对比原始版本，使用修改版本的 SOAPdenovo 可以令骨架序列 N50增长 10%左右。 Compared to the original version, using the modified version of SOAPdenovo can increase the skeleton sequence N50 by about 10%.

步骤 320，补洞。在骨架序列完成后，可以利用读间对关系，对骨架序列中无效碱基 N进行填充，例如，采用华大基因研究院自主研发的软件 KGF进行补洞，也可以使用 SOAPdenovo配套的补洞软件 GapCloser 进行此阶段工作， GapCloser 可以在 soap.genomics.org.cn免费获得。 Step 320, fill the hole. After the skeleton sequence is completed, the inter-read pair relationship can be used to fill the invalid base N in the skeleton sequence. For example, the software KGF developed by the Huada Gene Research Institute can be used to fill the hole, and the SOAPdenovo supplement hole software can also be used. GapCloser does this work, GapCloser is available for free at soap.genomics.org.cn.

下面提供本发明的方法的一个具体应用例。在该例子中，实现牡蛎基因组测序组装，具体步骤如下： A specific application example of the method of the present invention is provided below. In this example, the oyster genome sequencing assembly is implemented. The specific steps are as follows:

(一 ) Fosmid 混样数据处理 (1) Fosmid mixed sample data processing

1 ) , 将原始下机数据 ( Raw Data ) 中的接头序列去除，得到去除接头序列后的序列文件。 1), remove the linker sequence in the original data (Raw Data) to obtain the sequence file after removing the linker sequence.

2 ) , 算出上述去除接头的序列中碱基的产量，舍弃?½产量过低的混样库，降低低产量混样库对组装结果的影响。 2) Calculate the yield of bases in the sequence of the above-mentioned removal of the linker, discard the sample library with too low output, and reduce the influence of the low-volume sample-mixing library on the assembly result.

3 ) , 将去除接头后的读和参考序列用短序列比对软件 SOAPaligner进行比对，得到对应的 pair和 single比对结果。参考文献 Li， R. et al. SOAP2: an improved ultrafast tool for short read alignment.

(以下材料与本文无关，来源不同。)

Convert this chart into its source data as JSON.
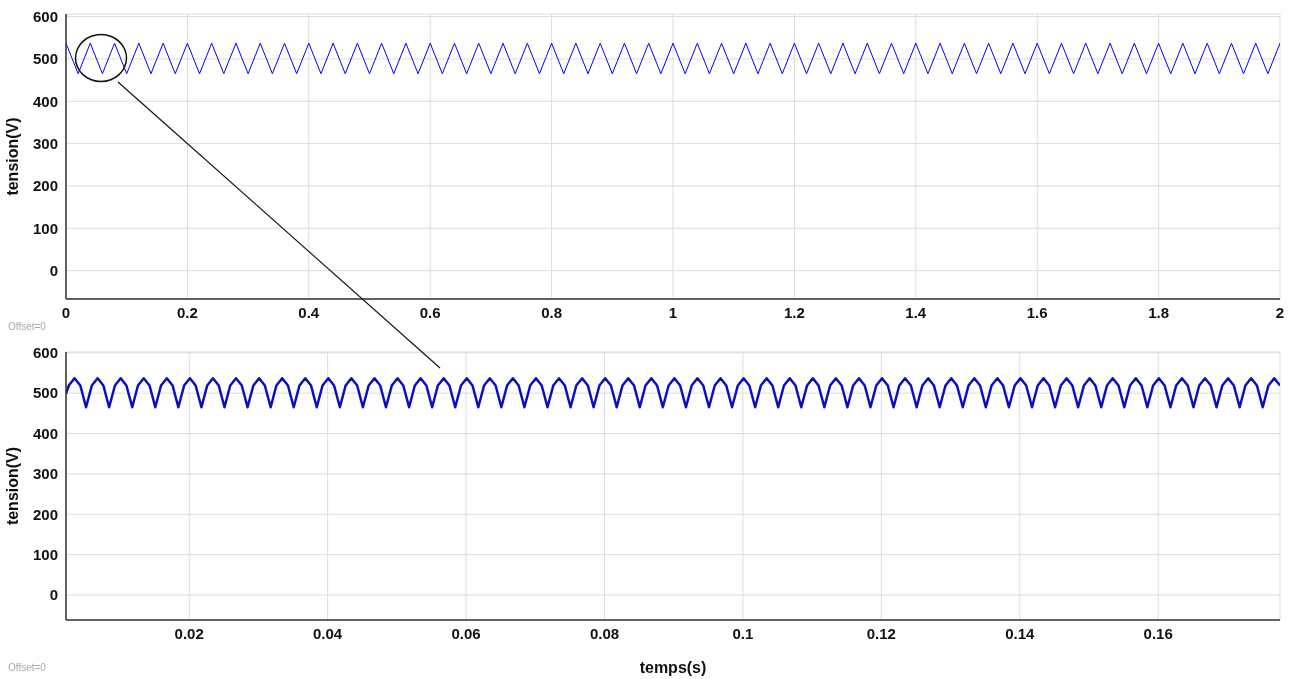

Bioinformatics(2009)。此软件可以免费从网上获得网址为 http://soap.genomics.org.cn/soapaligner.html o 参考序列可以为用全基因组鸟枪法得到的基因组序列。 3), the read and reference sequences after the joint is removed are compared with the short sequence alignment software SOAPaligner, and the corresponding pair and single alignment results are obtained. Reference Li, R. et al. SOAP2: an improved ultrafast tool for short read alignment. Bioinformatics (2009). This software is available for free from the Internet at http://soap.genomics.org.cn/soapaligner.html o The reference sequence can be a genome sequence obtained using the genome-wide shotgun method.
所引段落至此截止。